Tertarik dengan pengalaman seorang teman, sayapun mencoba untuk mengikuti tour Kota Tua sekaligus ojek sepeda. Dengan tariff Rp 30. 000,- per sepeda, bisa kita gowes sendiri atau dibonceng sang pengojek mengelilingi   5 lokasi wisata lainnya. Sayapun menyewa 2 sepeda, saya dibonceng pak ojek sekaligus pemandu wisatanya dan dua putri saya dengan satu sepeda berboncengan. Tujuan pertama ojek sepeda adalah Pelabuhan Sunda Kelapa. Di pelabuhan yang sampai saat ini masih digunakan untuk distribusi barang ke berbagai pulau di Indonesia, kita bisa melihat langsung kegiatan bongkar muat barang ke kapal-kapal yang berjejer rapih di sepanjang pelabuhan.  

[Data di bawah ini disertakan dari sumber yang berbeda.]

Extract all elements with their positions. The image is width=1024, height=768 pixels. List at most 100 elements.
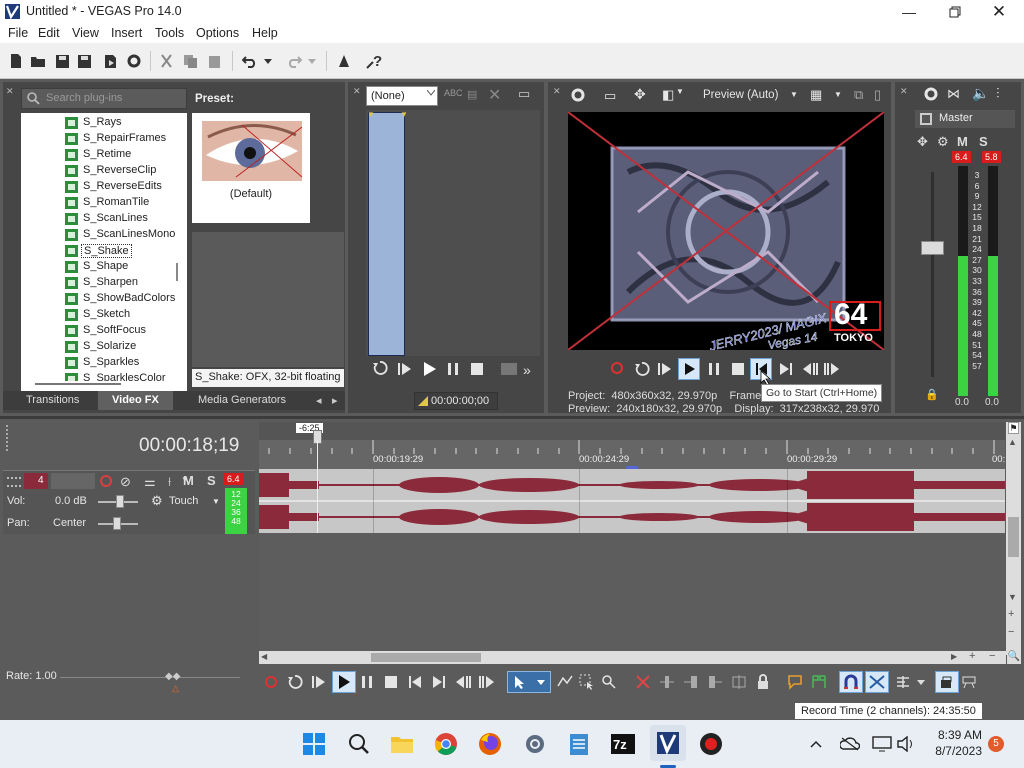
undo-dropdown-icon[interactable]: [262, 51, 274, 71]
properties-gear-icon[interactable]: [124, 51, 144, 71]
pan-slider-handle[interactable]: [113, 517, 121, 530]
settings-gear-icon[interactable]: [520, 729, 550, 759]
redo-dropdown-icon[interactable]: [306, 51, 318, 71]
menu-help[interactable]: Help: [252, 26, 278, 40]
panel-grip[interactable]: ✕: [6, 86, 16, 366]
timeline-vscroll[interactable]: ⚑ ▲ ▼ + −: [1006, 422, 1021, 655]
menu-view[interactable]: View: [72, 26, 99, 40]
previous-frame-icon[interactable]: [802, 362, 818, 376]
scroll-right-icon[interactable]: ▶: [951, 652, 957, 661]
play-button[interactable]: [678, 358, 700, 380]
tab-video-fx[interactable]: Video FX: [98, 391, 173, 410]
touch-gear-icon[interactable]: ⚙: [151, 493, 163, 509]
ripple-edit-icon[interactable]: [893, 672, 913, 692]
chevron-down-icon[interactable]: ▼: [790, 90, 798, 99]
list-item[interactable]: S_SoftFocus: [21, 323, 187, 339]
list-item[interactable]: S_Shape: [21, 259, 187, 275]
scroll-down-icon[interactable]: ▼: [1008, 592, 1017, 602]
copy-icon[interactable]: [180, 51, 200, 71]
delete-icon[interactable]: [633, 672, 653, 692]
menu-tools[interactable]: Tools: [155, 26, 184, 40]
audio-event[interactable]: [259, 469, 1005, 533]
vscroll-thumb[interactable]: [1008, 517, 1019, 557]
go-to-start-icon[interactable]: [405, 672, 425, 692]
undo-icon[interactable]: [240, 51, 260, 71]
record-icon[interactable]: [261, 672, 281, 692]
menu-file[interactable]: File: [8, 26, 28, 40]
delete-icon[interactable]: ✕: [488, 85, 501, 105]
save-as-icon[interactable]: [74, 51, 94, 71]
next-frame-icon[interactable]: [477, 672, 497, 692]
lock-icon[interactable]: 🔒: [925, 388, 939, 401]
trim-icon[interactable]: [657, 672, 677, 692]
list-item[interactable]: S_Sketch: [21, 307, 187, 323]
list-item[interactable]: S_Sharpen: [21, 275, 187, 291]
grid-icon[interactable]: ▦: [810, 87, 822, 103]
speaker-icon[interactable]: 🔈: [972, 85, 989, 102]
track-grip[interactable]: [7, 477, 21, 487]
scroll-up-icon[interactable]: ▲: [1008, 437, 1017, 447]
pause-icon[interactable]: [708, 362, 720, 376]
list-item[interactable]: S_ShowBadColors: [21, 291, 187, 307]
track-solo-button[interactable]: S: [207, 473, 216, 488]
search-icon[interactable]: [344, 729, 374, 759]
normal-edit-tool[interactable]: [507, 671, 551, 693]
notification-badge[interactable]: 5: [988, 736, 1004, 752]
automation-mode[interactable]: Touch: [169, 495, 198, 507]
menu-options[interactable]: Options: [196, 26, 239, 40]
preview-quality-select[interactable]: Preview (Auto): [703, 89, 778, 101]
trim-end-icon[interactable]: [705, 672, 725, 692]
record-icon[interactable]: [611, 362, 623, 374]
whats-this-help-icon[interactable]: ?: [364, 51, 384, 71]
fx-gear-icon[interactable]: ⚙: [937, 134, 949, 150]
track-name-field[interactable]: [51, 473, 95, 489]
overlay-icon[interactable]: ◧: [662, 87, 674, 103]
volume-icon[interactable]: [894, 729, 918, 759]
zoom-in-icon[interactable]: +: [1008, 608, 1014, 620]
redo-icon[interactable]: [284, 51, 304, 71]
split-screen-icon[interactable]: ✥: [634, 86, 646, 103]
chevron-down-icon[interactable]: [915, 672, 927, 692]
rate-slider-track[interactable]: [60, 677, 240, 678]
firefox-icon[interactable]: [475, 729, 505, 759]
go-to-end-icon[interactable]: [429, 672, 449, 692]
zoom-out-icon[interactable]: −: [1008, 626, 1014, 638]
network-icon[interactable]: [870, 729, 894, 759]
tabs-scroll-left-icon[interactable]: ◂: [316, 394, 322, 407]
vol-slider-handle[interactable]: [116, 495, 124, 508]
lock-icon[interactable]: [753, 672, 773, 692]
time-ruler[interactable]: -6:25 00:00:19:29 00:00:24:29 00:00:29:2…: [259, 422, 1005, 470]
tab-media-generators[interactable]: Media Generators: [198, 394, 286, 406]
tab-transitions[interactable]: Transitions: [26, 394, 79, 406]
list-item[interactable]: S_ScanLinesMono: [21, 227, 187, 243]
list-item[interactable]: S_ReverseClip: [21, 163, 187, 179]
clock-date[interactable]: 8/7/2023: [930, 744, 982, 758]
loop-icon[interactable]: [634, 361, 650, 377]
plugin-tree[interactable]: S_Rays S_RepairFrames S_Retime S_Reverse…: [21, 113, 187, 393]
paste-icon[interactable]: [204, 51, 224, 71]
list-item[interactable]: S_Sparkles: [21, 355, 187, 371]
play-icon[interactable]: [423, 362, 437, 376]
track-mute-button[interactable]: M: [183, 473, 194, 488]
pause-icon[interactable]: [447, 362, 459, 376]
pause-icon[interactable]: [357, 672, 377, 692]
chevron-down-icon[interactable]: ▼: [834, 90, 842, 99]
envelope-edit-tool-icon[interactable]: [555, 672, 575, 692]
empty-track-area[interactable]: [259, 533, 1005, 655]
track-fx-icon[interactable]: ⚌: [144, 474, 156, 490]
chrome-icon[interactable]: [431, 729, 461, 759]
master-settings-gear-icon[interactable]: [923, 86, 939, 102]
trimmer-media-select[interactable]: (None): [366, 86, 438, 106]
save-snapshot-icon[interactable]: ▯: [874, 87, 881, 103]
rate-slider-handle[interactable]: ◆◆: [165, 671, 189, 682]
onedrive-icon[interactable]: [838, 729, 862, 759]
ignore-grouping-icon[interactable]: [959, 672, 979, 692]
trimmer-clip[interactable]: [368, 112, 405, 356]
save-icon[interactable]: [52, 51, 72, 71]
close-button[interactable]: ✕: [976, 0, 1022, 23]
list-item[interactable]: S_ScanLines: [21, 211, 187, 227]
search-plugins-input[interactable]: Search plug-ins: [21, 88, 187, 109]
list-item[interactable]: S_Solarize: [21, 339, 187, 355]
preset-thumbnail[interactable]: (Default): [192, 113, 310, 223]
go-to-end-icon[interactable]: [779, 362, 793, 376]
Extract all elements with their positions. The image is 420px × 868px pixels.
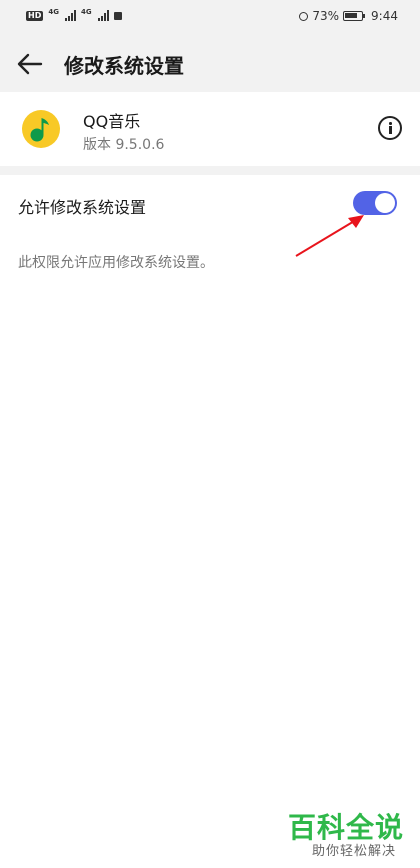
signal-2-label: 4G [80, 7, 92, 16]
arrow-left-icon [17, 53, 43, 75]
notification-icon [113, 11, 122, 20]
red-arrow-annotation-icon [295, 215, 364, 257]
info-icon[interactable] [378, 116, 402, 140]
status-left: HD 4G 4G [26, 7, 122, 21]
battery-icon [343, 11, 366, 21]
alarm-icon [299, 11, 309, 21]
signal-2-icon [97, 10, 109, 21]
setting-label: 允许修改系统设置 [18, 198, 147, 217]
signal-1-icon [64, 10, 76, 21]
section-divider [0, 166, 420, 175]
app-bar: 修改系统设置 [0, 34, 420, 92]
toggle-knob [375, 193, 395, 213]
watermark-subtitle: 助你轻松解决 [311, 844, 396, 859]
page-title: 修改系统设置 [64, 54, 184, 78]
setting-description: 此权限允许应用修改系统设置。 [18, 255, 214, 271]
status-bar: HD 4G 4G 73% 9:44 [0, 0, 420, 34]
qq-music-logo-icon [22, 110, 60, 148]
status-right: 73% 9:44 [299, 9, 398, 23]
signal-1-label: 4G [48, 7, 59, 16]
app-version: 版本 9.5.0.6 [83, 137, 165, 153]
battery-percent: 73% [312, 9, 340, 23]
music-note-icon [30, 118, 49, 142]
app-info-row: QQ音乐 版本 9.5.0.6 [0, 92, 420, 166]
status-time: 9:44 [371, 9, 398, 23]
hd-badge: HD [26, 10, 44, 21]
back-button[interactable] [14, 48, 46, 80]
app-name: QQ音乐 [83, 112, 141, 131]
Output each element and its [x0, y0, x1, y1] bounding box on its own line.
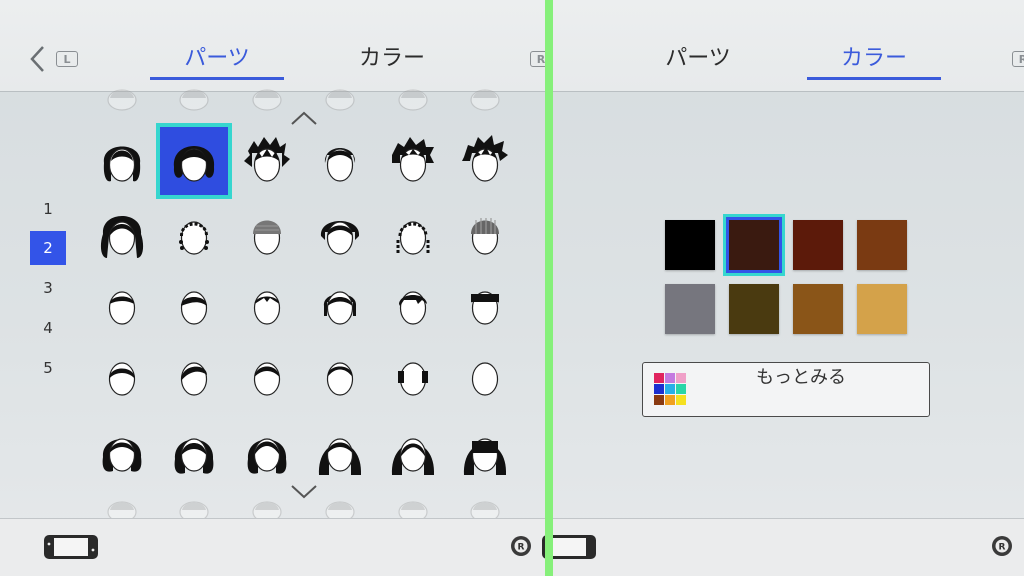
hair-style-icon: [103, 146, 141, 182]
hair-style-option[interactable]: [379, 200, 447, 268]
scroll-down-icon[interactable]: [290, 484, 318, 500]
r-stick-icon: R: [511, 536, 531, 556]
hair-style-icon: [463, 438, 507, 475]
hair-style-option[interactable]: [451, 127, 519, 195]
hair-style-option[interactable]: [306, 200, 374, 268]
hair-style-icon: [180, 362, 208, 396]
scroll-up-icon[interactable]: [290, 110, 318, 126]
hair-style-option[interactable]: [306, 417, 374, 485]
pane-divider: [545, 0, 553, 576]
hair-style-icon: [180, 291, 208, 325]
color-swatch[interactable]: [665, 220, 715, 270]
tab-color-right[interactable]: カラー: [807, 44, 941, 80]
tab-parts-right[interactable]: パーツ: [631, 44, 765, 80]
hair-style-option[interactable]: [233, 270, 301, 338]
hair-style-option[interactable]: [451, 200, 519, 268]
hair-style-option[interactable]: [451, 341, 519, 409]
hair-style-option[interactable]: [451, 417, 519, 485]
faded-hair-icon: [393, 88, 433, 112]
palette-cell: [665, 395, 675, 405]
page-1-button[interactable]: 1: [30, 192, 66, 226]
page-2-button[interactable]: 2: [30, 231, 66, 265]
more-colors-button[interactable]: もっとみる: [642, 362, 930, 417]
r-button-icon-right: R: [1012, 51, 1024, 67]
faded-hair-icon: [465, 88, 505, 112]
hair-style-option[interactable]: [88, 200, 156, 268]
hair-style-icon: [391, 438, 435, 475]
hair-style-option[interactable]: [451, 270, 519, 338]
hair-style-option[interactable]: [233, 417, 301, 485]
hair-style-icon: [174, 438, 214, 474]
hair-style-option[interactable]: [156, 123, 232, 199]
hair-style-icon: [326, 362, 354, 396]
hair-style-icon: [253, 362, 281, 396]
hair-style-option[interactable]: [306, 270, 374, 338]
hair-style-icon: [108, 291, 136, 325]
hair-style-option[interactable]: [233, 341, 301, 409]
faded-hair-icon: [102, 88, 142, 112]
hair-style-icon: [244, 137, 290, 182]
hair-style-option[interactable]: [88, 127, 156, 195]
hair-style-option[interactable]: [233, 200, 301, 268]
hair-style-option[interactable]: [379, 270, 447, 338]
hair-style-option[interactable]: [379, 417, 447, 485]
hair-style-option[interactable]: [160, 341, 228, 409]
hair-style-icon: [320, 221, 360, 255]
back-chevron-icon[interactable]: [28, 45, 48, 73]
hair-style-option[interactable]: [88, 270, 156, 338]
hair-style-icon: [392, 137, 434, 182]
page-3-button[interactable]: 3: [30, 271, 66, 305]
faded-hair-icon: [174, 88, 214, 112]
page-4-button[interactable]: 4: [30, 311, 66, 345]
hair-style-icon: [323, 291, 357, 325]
hair-style-icon: [102, 438, 142, 472]
hair-style-icon: [318, 438, 362, 475]
hair-style-icon: [399, 291, 427, 325]
hair-style-icon: [398, 362, 428, 396]
hair-style-option[interactable]: [160, 417, 228, 485]
hair-style-option[interactable]: [88, 341, 156, 409]
hair-style-icon: [100, 216, 144, 258]
hair-style-option[interactable]: [379, 127, 447, 195]
r-stick-icon-right: R: [992, 536, 1012, 556]
color-swatch[interactable]: [665, 284, 715, 334]
faded-hair-icon: [320, 88, 360, 112]
hair-style-icon: [253, 220, 281, 255]
palette-cell: [654, 395, 664, 405]
hair-style-icon: [253, 291, 281, 325]
hair-style-icon: [108, 362, 136, 396]
l-button-icon: L: [56, 51, 78, 67]
hair-style-icon: [462, 135, 508, 182]
hair-style-option[interactable]: [306, 127, 374, 195]
hair-style-option[interactable]: [233, 127, 301, 195]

Tujuan selanjutnya adalah Museum Bahari yang letaknya agak jauh dari museum lainnya di Kota Tua Jakarta. Jaraknya sekitar 1 km di sebelah utara stasiun kereta Jakarta Kota. Kompleks Museum Bahari terdiri dari dua bangunan utama yang masing-masing memiliki dua lantai. Museum ini  awalnya adalah gudang penyimpanan rempah-rempah pada masa penjajahan Belanda.  Bangunan museum ini cukup bersih dan terawat, meski barang-barang koleksinya terlihat agak kusam.  Di lantai dasar Museum ini, dipamerkan aneka replika kapal serta rangkuman sejarah maritim di Kepulauan Nusantara. Lantai satu memamerkan bagian-bagian kapal serta peralatan navigasi kuno. Karena letaknya berdekatan, kami sempatkan pula untuk melihat Menara Syahbandar yang pernah menjadi titik kilometer nol kota Jakarta. Kami sempat naik ke lantai paling atas menara ini menggunakan tangga biasa (untungnya masih kuat), dan kita bisa menyaksikan pemandangan pelabuhan Sunda Kelapa. Karena banyak dilewati kendaraan berat (truk &  container), jika kita lihat dari luar menara ini sedikit miring ke kanan (seperti menara pisa di Italia), hehe.

Arah kembali ke pelataran Museum Fatahilah, kami sempatkan untuk melewati Jembatan Kota Intan. Jembatan ini pada jamannya menghubungkan Benteng Belanda dan Benteng Inggris yang terletak berseberangan dibatasi oleh Kali Besar – Kali Ciliwung, dan dapat diangkat untuk lalu lintas perahu serta untuk mencegah banjir yang sering terjadi.  Sempat berganti nama beberapa kali, setelah proklamasi kemerdekaan RI nama jembatan ini diganti menjadi ”Jembatan Kota Intan”, disesuaikan dengan nama lokasi setempat. Puas berphoto-photo (yang rutin dilakukan di setiap lokasi wisata), kamipun diajak melewati Toko Merah, yang letaknya tak jauh dari Jembatan Kota Intan. Dari namanya, memang  seluruh bangu


nan yang pernah dijadikan toko oleh warga keturunan cina itu  dicat warna merah. Meski kami tak sempat masuk ke dalam bangunan tsb (untungnya tdk masuk, karena ceritanya ternyata membuat merinding). 10 tahun setelah gedung ini berdiri, sekitar tahun 1740-an, di tempat ini terjadi kerusuhan berupa pembantaian besar-besaran terhadap 12 ribu warga keturunan Tionghoa yang tinggal di Batavia.  Ribuan jenazah korban pembantaian itu dibuang di sungai Groote Rivier (Kali Besar) yang terdapat di depan bangunan ini. serem kannnnn.

Toko Merah adalah lokasi wisata terakhir yang kami kunjungi dengan ojek sepeda. Puas rasanya libur kali ini, tidak perlu mengeluarkan uang cukup besar namun bisa mengajak anak-anak mempelajari sejarah.